In late 1944, with the Allied bombing campaign taking its toll on German infrastructure and war-making capabilities, Luftwaffe High Command enacted the "Emergency Fighter Program" to help stave off defeat. There were numerous contributions to the program though many did not see the "light of day" as it were due to the end of the war or other factors. Two notable projects to emerge from the initiative became the Arado Ar 234 "Blitz" jet-powered bomber and the Heinkel He 162 "Volksjager" - both detailed elsewhere on this site. One entry destined to not see go beyond the drawing boards became the Henschel He P.135 put forth by Henschel Flugzeugwerke AG.
Founded in 1810 and centered on the business of mechanical / automotive engineering for decades, the Henschel concern was making combat aircraft for the German Luftwaffe since the 1930s. When war came to Germany and the rest of Europe in September of 1939, business for many parties boomed but many of Henschel's existing products were of 1930s origin so it attempted several projects during the war with the most successful of these becoming the Hs 129 close-support / anti-tank platform; over 800 were produced before the end. Beyond this, the company had little to hang on its hat on in terms of aviation legacy during the war - the P.87 high-speed bomber, P.75 heavy fighter and P.135 fighter-interceptor were all ultimately-abandoned initiatives.

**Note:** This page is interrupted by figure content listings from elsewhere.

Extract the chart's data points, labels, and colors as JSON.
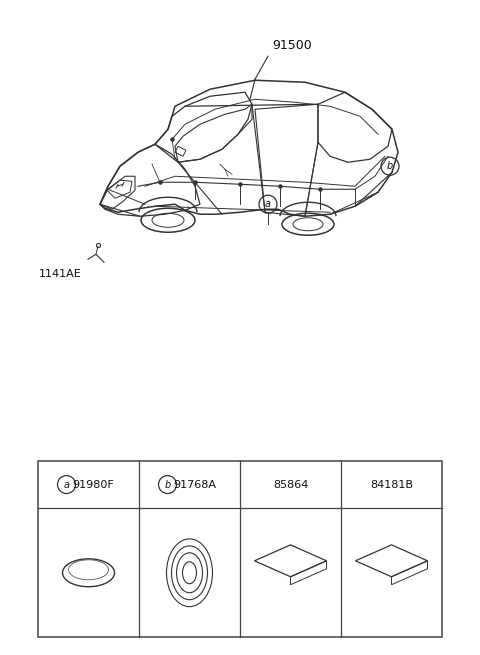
{
  "bg_color": "#ffffff",
  "fig_width": 4.8,
  "fig_height": 6.55,
  "dpi": 100,
  "parts": [
    {
      "label": "a",
      "code": "91980F"
    },
    {
      "label": "b",
      "code": "91768A"
    },
    {
      "label": "",
      "code": "85864"
    },
    {
      "label": "",
      "code": "84181B"
    }
  ],
  "outline_color": "#2a2a2a",
  "text_color": "#111111",
  "line_color": "#333333"
}
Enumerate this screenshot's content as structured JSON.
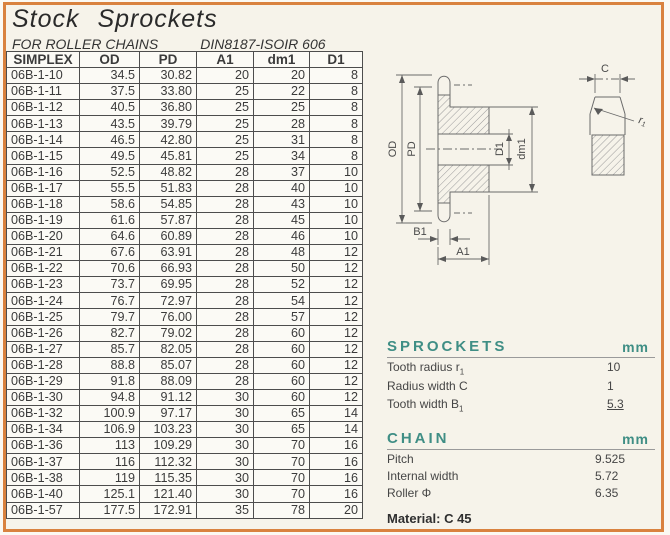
{
  "header": {
    "title": "Stock Sprockets",
    "subtitle_left": "FOR ROLLER CHAINS",
    "subtitle_right": "DIN8187-ISOIR 606"
  },
  "table": {
    "columns": [
      "SIMPLEX",
      "OD",
      "PD",
      "A1",
      "dm1",
      "D1"
    ],
    "rows": [
      [
        "06B-1-10",
        "34.5",
        "30.82",
        "20",
        "20",
        "8"
      ],
      [
        "06B-1-11",
        "37.5",
        "33.80",
        "25",
        "22",
        "8"
      ],
      [
        "06B-1-12",
        "40.5",
        "36.80",
        "25",
        "25",
        "8"
      ],
      [
        "06B-1-13",
        "43.5",
        "39.79",
        "25",
        "28",
        "8"
      ],
      [
        "06B-1-14",
        "46.5",
        "42.80",
        "25",
        "31",
        "8"
      ],
      [
        "06B-1-15",
        "49.5",
        "45.81",
        "25",
        "34",
        "8"
      ],
      [
        "06B-1-16",
        "52.5",
        "48.82",
        "28",
        "37",
        "10"
      ],
      [
        "06B-1-17",
        "55.5",
        "51.83",
        "28",
        "40",
        "10"
      ],
      [
        "06B-1-18",
        "58.6",
        "54.85",
        "28",
        "43",
        "10"
      ],
      [
        "06B-1-19",
        "61.6",
        "57.87",
        "28",
        "45",
        "10"
      ],
      [
        "06B-1-20",
        "64.6",
        "60.89",
        "28",
        "46",
        "10"
      ],
      [
        "06B-1-21",
        "67.6",
        "63.91",
        "28",
        "48",
        "12"
      ],
      [
        "06B-1-22",
        "70.6",
        "66.93",
        "28",
        "50",
        "12"
      ],
      [
        "06B-1-23",
        "73.7",
        "69.95",
        "28",
        "52",
        "12"
      ],
      [
        "06B-1-24",
        "76.7",
        "72.97",
        "28",
        "54",
        "12"
      ],
      [
        "06B-1-25",
        "79.7",
        "76.00",
        "28",
        "57",
        "12"
      ],
      [
        "06B-1-26",
        "82.7",
        "79.02",
        "28",
        "60",
        "12"
      ],
      [
        "06B-1-27",
        "85.7",
        "82.05",
        "28",
        "60",
        "12"
      ],
      [
        "06B-1-28",
        "88.8",
        "85.07",
        "28",
        "60",
        "12"
      ],
      [
        "06B-1-29",
        "91.8",
        "88.09",
        "28",
        "60",
        "12"
      ],
      [
        "06B-1-30",
        "94.8",
        "91.12",
        "30",
        "60",
        "12"
      ],
      [
        "06B-1-32",
        "100.9",
        "97.17",
        "30",
        "65",
        "14"
      ],
      [
        "06B-1-34",
        "106.9",
        "103.23",
        "30",
        "65",
        "14"
      ],
      [
        "06B-1-36",
        "113",
        "109.29",
        "30",
        "70",
        "16"
      ],
      [
        "06B-1-37",
        "116",
        "112.32",
        "30",
        "70",
        "16"
      ],
      [
        "06B-1-38",
        "119",
        "115.35",
        "30",
        "70",
        "16"
      ],
      [
        "06B-1-40",
        "125.1",
        "121.40",
        "30",
        "70",
        "16"
      ],
      [
        "06B-1-57",
        "177.5",
        "172.91",
        "35",
        "78",
        "20"
      ]
    ]
  },
  "drawing": {
    "labels": {
      "od": "OD",
      "pd": "PD",
      "d1": "D1",
      "dm1": "dm1",
      "b1": "B1",
      "a1": "A1",
      "c": "C",
      "r": "r",
      "r_sub": "1"
    }
  },
  "specs": {
    "sprockets": {
      "title": "SPROCKETS",
      "unit": "mm",
      "rows": [
        {
          "label": "Tooth radius r",
          "sub": "1",
          "value": "10"
        },
        {
          "label": "Radius width C",
          "sub": "",
          "value": "1"
        },
        {
          "label": "Tooth width B",
          "sub": "1",
          "value": "5.3"
        }
      ]
    },
    "chain": {
      "title": "CHAIN",
      "unit": "mm",
      "rows": [
        {
          "label": "Pitch",
          "sub": "",
          "value": "9.525"
        },
        {
          "label": "Internal width",
          "sub": "",
          "value": "5.72"
        },
        {
          "label": "Roller Φ",
          "sub": "",
          "value": "6.35"
        }
      ]
    },
    "material": "Material: C 45"
  },
  "colors": {
    "frame_orange": "#d9823f",
    "heading_teal": "#3f8e85",
    "page_cream": "#f6f3ea"
  }
}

When the Luftwaffe called for a single-seat jet-powered fighter, Henschel turned to an earlier design it had privately been working on to produce the framework for the proposed "P.135". The aircraft was given a "tailless" design which involved just a single vertical fin and no horizontal planes of any kind at its aft-end. The wing mainplanes of 30.25 foot span were well-swept towards the rear but, of particular note, these were given straight-edged, up-turned tips to break both the leading and trailing sweep lines. The trailing edge was of a saw-tooth style which were very modern for the period. This "compound" swept-wing approach was intended to spread about the forces of high-speed flight when approaching the critical Mach number, reducing vibration and compression along its span and providing for a more stable, safer aircraft capable of extreme-high-speed flight at heavier loads than originally thought.

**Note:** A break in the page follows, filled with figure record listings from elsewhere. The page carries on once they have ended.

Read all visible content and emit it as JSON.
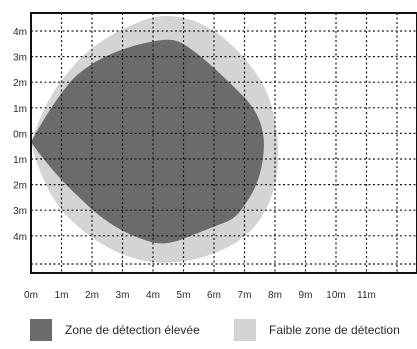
{
  "y_labels": [
    "4m",
    "3m",
    "2m",
    "1m",
    "0m",
    "1m",
    "2m",
    "3m",
    "4m"
  ],
  "x_labels": [
    "0m",
    "1m",
    "2m",
    "3m",
    "4m",
    "5m",
    "6m",
    "7m",
    "8m",
    "9m",
    "10m",
    "11m"
  ],
  "zones": [
    {
      "id": "high",
      "label": "Zone de détection élevée",
      "color": "#6b6b6b"
    },
    {
      "id": "low",
      "label": "Faible zone de détection",
      "color": "#d4d4d4"
    }
  ],
  "colors": {
    "grid_line": "#1a1a1a",
    "frame": "#111111",
    "text": "#2a2a2a",
    "background": "#ffffff"
  }
}
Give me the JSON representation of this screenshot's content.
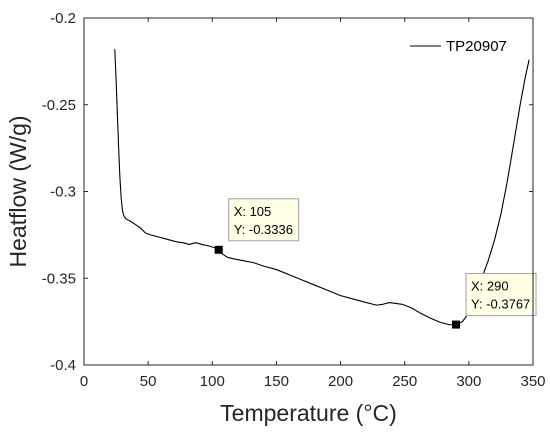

The 25.5 foot-long fuselage took on a deep appearance with the intake positioned set at the cut-off nose section and the engine exhausting at the rear, just under the tail unit. The cockpit would be seated near midships and feature a raised spine for more internal volume at the expense of vision to the rear. The wings were to be mid-mounted along the sides of the fuselage. A modern tricycle undercarriage would be utilized for ground-running.

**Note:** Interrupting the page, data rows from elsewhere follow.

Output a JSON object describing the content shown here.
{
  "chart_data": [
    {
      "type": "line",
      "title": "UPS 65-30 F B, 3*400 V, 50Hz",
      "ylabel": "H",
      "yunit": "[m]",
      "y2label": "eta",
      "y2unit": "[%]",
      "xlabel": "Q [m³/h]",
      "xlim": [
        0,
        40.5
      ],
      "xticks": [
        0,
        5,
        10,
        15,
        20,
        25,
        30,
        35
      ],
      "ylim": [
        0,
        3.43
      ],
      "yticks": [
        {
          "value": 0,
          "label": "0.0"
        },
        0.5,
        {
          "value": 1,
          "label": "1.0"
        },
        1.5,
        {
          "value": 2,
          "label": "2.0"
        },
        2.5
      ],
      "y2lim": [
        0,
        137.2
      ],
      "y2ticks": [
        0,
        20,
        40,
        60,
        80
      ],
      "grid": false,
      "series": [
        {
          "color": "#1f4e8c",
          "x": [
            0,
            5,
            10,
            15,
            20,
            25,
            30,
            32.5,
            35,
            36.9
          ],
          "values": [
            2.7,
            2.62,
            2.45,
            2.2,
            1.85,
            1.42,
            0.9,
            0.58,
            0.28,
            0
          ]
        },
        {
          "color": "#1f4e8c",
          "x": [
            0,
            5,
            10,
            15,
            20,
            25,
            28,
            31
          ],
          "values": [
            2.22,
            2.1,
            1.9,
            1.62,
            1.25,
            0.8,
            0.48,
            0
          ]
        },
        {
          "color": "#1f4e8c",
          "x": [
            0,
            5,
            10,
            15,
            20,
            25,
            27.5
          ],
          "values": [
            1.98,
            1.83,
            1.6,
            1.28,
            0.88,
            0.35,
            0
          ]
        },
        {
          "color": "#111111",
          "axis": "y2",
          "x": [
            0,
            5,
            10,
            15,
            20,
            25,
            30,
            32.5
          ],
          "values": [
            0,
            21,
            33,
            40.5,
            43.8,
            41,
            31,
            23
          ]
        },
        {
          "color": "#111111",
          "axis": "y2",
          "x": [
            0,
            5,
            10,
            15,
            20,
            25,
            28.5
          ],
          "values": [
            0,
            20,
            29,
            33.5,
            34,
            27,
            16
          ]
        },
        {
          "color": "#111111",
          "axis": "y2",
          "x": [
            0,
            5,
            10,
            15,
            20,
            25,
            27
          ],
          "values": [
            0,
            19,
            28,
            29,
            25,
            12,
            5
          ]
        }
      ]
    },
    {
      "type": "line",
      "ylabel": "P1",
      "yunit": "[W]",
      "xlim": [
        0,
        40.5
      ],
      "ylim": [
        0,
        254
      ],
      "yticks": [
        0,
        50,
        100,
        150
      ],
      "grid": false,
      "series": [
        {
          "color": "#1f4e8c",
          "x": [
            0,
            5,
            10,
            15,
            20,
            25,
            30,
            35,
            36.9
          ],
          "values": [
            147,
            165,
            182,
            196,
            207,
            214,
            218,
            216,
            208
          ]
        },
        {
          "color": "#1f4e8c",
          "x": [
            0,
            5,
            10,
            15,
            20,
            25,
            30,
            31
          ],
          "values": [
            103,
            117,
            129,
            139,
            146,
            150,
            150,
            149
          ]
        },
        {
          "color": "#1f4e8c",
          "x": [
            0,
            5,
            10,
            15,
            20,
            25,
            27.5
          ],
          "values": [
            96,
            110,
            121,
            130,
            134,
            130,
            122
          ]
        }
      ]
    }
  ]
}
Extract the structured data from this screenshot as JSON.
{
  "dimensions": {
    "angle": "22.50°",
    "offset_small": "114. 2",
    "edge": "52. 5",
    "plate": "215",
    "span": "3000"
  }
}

Proposed armament was to become 4 x 30mm MK 108 autocannons, two seat under the "chin" of the aircraft and one to each wing root for a formidable punch against Allied bombers of the period. The engine of choice would have been the Heinkel-Hirth HeS 011 turbojet engine, this unit buried within the aft-section of the fighter-interceptor. with its futuristic design and proposed propulsion scheme, the aircraft was estimated to have a maximum speed of 612 miles-per-hour - putting it well out of reach of ground-based fire or counter-interceptors and bomber escorts.
In any event, the P.135 was not selected for further development and only existed as a "paper" airplane for its part in the war - a war which would end with the complete surrender of Germany in May of 1945. Nevertheless, the P.135 deserves its footnote in military aviation history for its rather forward-thinking design.